Steve Benen notes this morning that it's not just the filibuster that allows the minority to control the majority in the Senate, it's the art of the hold too.
That would be mind-numbing enough if it were an isolated incident, but inane Senate holds on qualified nominees have become painfully routine. The General Services Administration has been without an administrator because Sen. Kit Bond (R-Mo.) blocked the president's nominee -- he wanted more funding for a federal office building in downtown Kansas City. The president's nominee for the U.S. ambassador to Spain faced a hold because Sen. Chuck Grassley (R-Iowa) wanted more information about the dismissal of AmeriCorps' inspector general.

The nominee to head the Equal Employment Opportunity Commission faces a hold. Judicial nominees have been subjected to holds for no apparent reason.

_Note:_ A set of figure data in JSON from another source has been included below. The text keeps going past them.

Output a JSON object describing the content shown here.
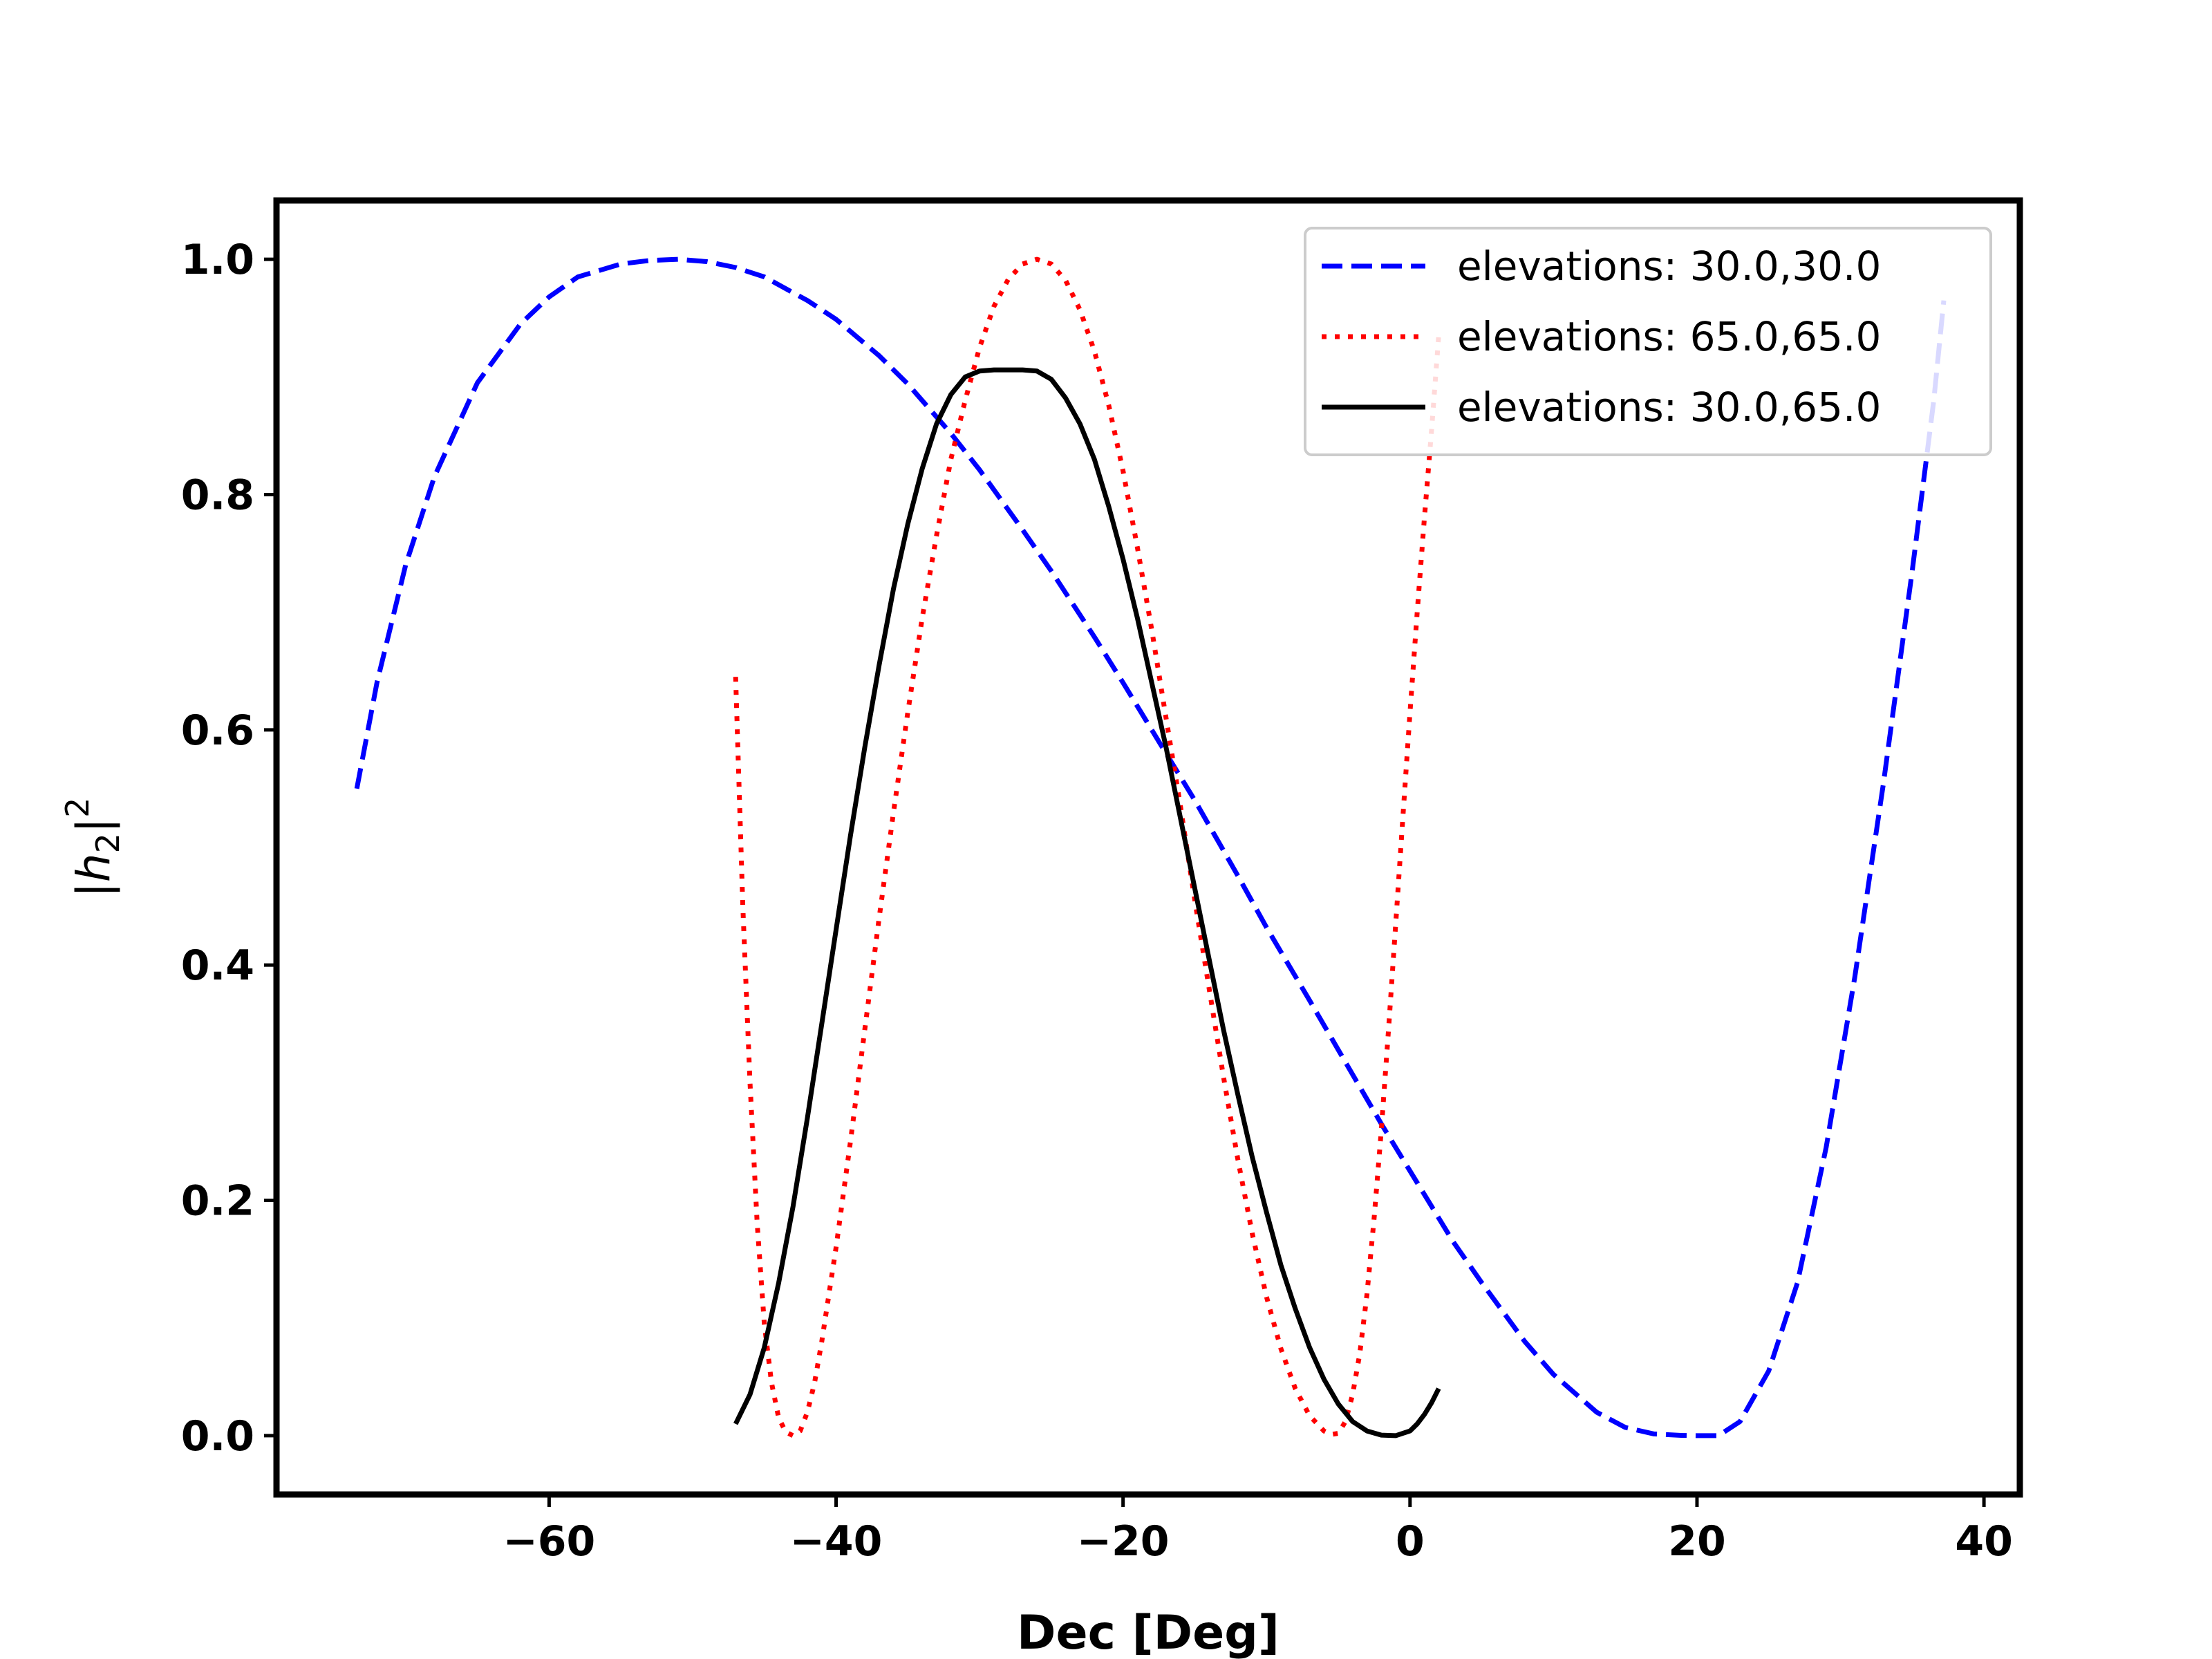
{
  "chart_data": {
    "type": "line",
    "title": "",
    "xlabel": "Dec [Deg]",
    "ylabel": "|h₂|²",
    "ylabel_parts": {
      "bar_left": "|",
      "h": "h",
      "sub": "2",
      "bar_right": "|",
      "sup": "2"
    },
    "xlim": [
      -79,
      42.5
    ],
    "ylim": [
      -0.05,
      1.05
    ],
    "xticks": [
      -60,
      -40,
      -20,
      0,
      20,
      40
    ],
    "xtick_labels": [
      "−60",
      "−40",
      "−20",
      "0",
      "20",
      "40"
    ],
    "yticks": [
      0.0,
      0.2,
      0.4,
      0.6,
      0.8,
      1.0
    ],
    "ytick_labels": [
      "0.0",
      "0.2",
      "0.4",
      "0.6",
      "0.8",
      "1.0"
    ],
    "grid": false,
    "legend_position": "top-right",
    "series": [
      {
        "name": "elevations: 30.0,30.0",
        "color": "#0000ff",
        "style": "dashed",
        "x": [
          -73.4,
          -72,
          -70,
          -68,
          -65,
          -62,
          -60,
          -58,
          -55,
          -53,
          -51,
          -49,
          -47,
          -45,
          -42,
          -40,
          -37,
          -35,
          -32,
          -30,
          -27,
          -25,
          -22,
          -20,
          -17,
          -15,
          -12,
          -10,
          -7,
          -5,
          -2,
          0,
          3,
          5,
          8,
          10,
          13,
          15,
          17,
          19,
          20,
          21.5,
          23,
          25,
          27,
          29,
          31,
          33,
          35,
          36.5,
          37.2
        ],
        "y": [
          0.55,
          0.64,
          0.74,
          0.815,
          0.895,
          0.945,
          0.968,
          0.985,
          0.996,
          0.999,
          1.0,
          0.998,
          0.993,
          0.985,
          0.965,
          0.949,
          0.918,
          0.894,
          0.852,
          0.821,
          0.77,
          0.735,
          0.679,
          0.64,
          0.58,
          0.54,
          0.476,
          0.432,
          0.37,
          0.328,
          0.265,
          0.225,
          0.165,
          0.13,
          0.08,
          0.052,
          0.02,
          0.007,
          0.0015,
          0.0002,
          0.0,
          0.0,
          0.012,
          0.055,
          0.13,
          0.245,
          0.39,
          0.555,
          0.735,
          0.88,
          0.965
        ]
      },
      {
        "name": "elevations: 65.0,65.0",
        "color": "#ff0000",
        "style": "dotted",
        "x": [
          -47,
          -46.5,
          -46,
          -45.5,
          -45,
          -44.5,
          -44,
          -43.5,
          -43,
          -42.5,
          -42,
          -41.5,
          -41,
          -40,
          -39,
          -38,
          -37,
          -36,
          -35,
          -34,
          -33,
          -32,
          -31,
          -30,
          -29,
          -28,
          -27,
          -26,
          -25,
          -24,
          -23,
          -22,
          -21,
          -20,
          -19,
          -18,
          -17,
          -16,
          -15,
          -14,
          -13,
          -12,
          -11,
          -10,
          -9,
          -8,
          -7,
          -6,
          -5.5,
          -5,
          -4.5,
          -4,
          -3.5,
          -3,
          -2.5,
          -2,
          -1.5,
          -1,
          -0.5,
          0,
          0.5,
          1,
          1.5,
          2
        ],
        "y": [
          0.645,
          0.45,
          0.3,
          0.18,
          0.095,
          0.045,
          0.015,
          0.003,
          0.0,
          0.004,
          0.02,
          0.045,
          0.08,
          0.16,
          0.25,
          0.345,
          0.44,
          0.53,
          0.615,
          0.695,
          0.765,
          0.83,
          0.88,
          0.925,
          0.96,
          0.983,
          0.996,
          1.0,
          0.996,
          0.982,
          0.957,
          0.922,
          0.876,
          0.82,
          0.755,
          0.685,
          0.61,
          0.535,
          0.455,
          0.38,
          0.305,
          0.235,
          0.172,
          0.118,
          0.074,
          0.04,
          0.017,
          0.004,
          0.001,
          0.002,
          0.012,
          0.035,
          0.07,
          0.12,
          0.185,
          0.26,
          0.345,
          0.435,
          0.525,
          0.615,
          0.7,
          0.78,
          0.855,
          0.935
        ]
      },
      {
        "name": "elevations: 30.0,65.0",
        "color": "#000000",
        "style": "solid",
        "x": [
          -47,
          -46,
          -45,
          -44,
          -43,
          -42,
          -41,
          -40,
          -39,
          -38,
          -37,
          -36,
          -35,
          -34,
          -33,
          -32,
          -31,
          -30,
          -29,
          -28,
          -27,
          -26,
          -25,
          -24,
          -23,
          -22,
          -21,
          -20,
          -19,
          -18,
          -17,
          -16,
          -15,
          -14,
          -13,
          -12,
          -11,
          -10,
          -9,
          -8,
          -7,
          -6,
          -5,
          -4,
          -3,
          -2,
          -1,
          0,
          0.5,
          1,
          1.5,
          2
        ],
        "y": [
          0.01,
          0.035,
          0.075,
          0.13,
          0.195,
          0.27,
          0.35,
          0.43,
          0.51,
          0.585,
          0.655,
          0.72,
          0.775,
          0.822,
          0.86,
          0.885,
          0.9,
          0.905,
          0.906,
          0.906,
          0.906,
          0.905,
          0.898,
          0.882,
          0.86,
          0.83,
          0.79,
          0.745,
          0.695,
          0.64,
          0.585,
          0.525,
          0.465,
          0.405,
          0.345,
          0.29,
          0.237,
          0.19,
          0.145,
          0.108,
          0.075,
          0.048,
          0.027,
          0.012,
          0.004,
          0.0005,
          0.0,
          0.004,
          0.01,
          0.018,
          0.028,
          0.04
        ]
      }
    ]
  }
}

Dawn Johnsen was nominated to head the Office of Legal Counsel, but she's spent nine months in procedural limbo. Patricia Smith is prepared to be the Department of Labor's Solicitor, responsible for enforcing workplace protections, but there's a hold on her, too.

There isn't even anyone in charge of the TSA right now, because of another Republican hold. (More on that later.)

Put simply, the failed and discredited Republican minority is effectively breaking the United States Senate.
It bears repeating that this has been the GOP plan in action now for only a year and it has been executed beautifully.  The Republicans are betting that by putting holds on executive branch agency heads and stalling nominations and legislation through the filibuster, they either force the Dems to look like One World Order fascists who are trying to rob the Republicans of their Constitutional rights, or they have to accept the permanent sabotage of the government by the GOP and the Dems get to take the blame for it, after all, they're in charge, right?  

Either way the Democrats and the government itself become the enemy, and the Republicans cash in.  "You know, when Republicans ran things, government worked."  And by "worked", I mean "worked over the average American to the point where the Republicans were thrown out of office en masse."  But the electorate has a short memory...especially if the Village tells them what to have a short memory about.  "You're miserable today, right?  Who's in charge of America today?  There's your problem, obviously.  How is this Bush's fault?"

It's gotten so bad that frustrated progressives are attacking Obama for not fighting hard enough on beating these holds.  What's Obama going to do, exactly?  There really isn't much he can do when there's zero reason for the GOP to play ball and every reason to continue to sabotage the Obama administration.  What, pray tell, should Obama do?  Complain about broken government when he's the President?

And even the phrase "broken government" implies neglect or accident or incompetence.  What we have here in the Senate GOP is sabotaged government.  There's a difference.  It's being done on purpose for political gain and it's being done professionally.  As a matter of fact, Obama's state of the union address needs to do just that:  call the GOP out on the carpet and say "Look you assholes, you're destroying this country for political gain."

If Dems don't call the GOP on this, they will be out in the wilderness for another 14 years while Bachmanniac, Sarah Palin and Jim DeMint finish this country off.  Calling out the GOP entails some risk.  Continuing to allow the GOP to sabotage the government is a 100% failure proposition for Obama and the Dems.  They have no choice.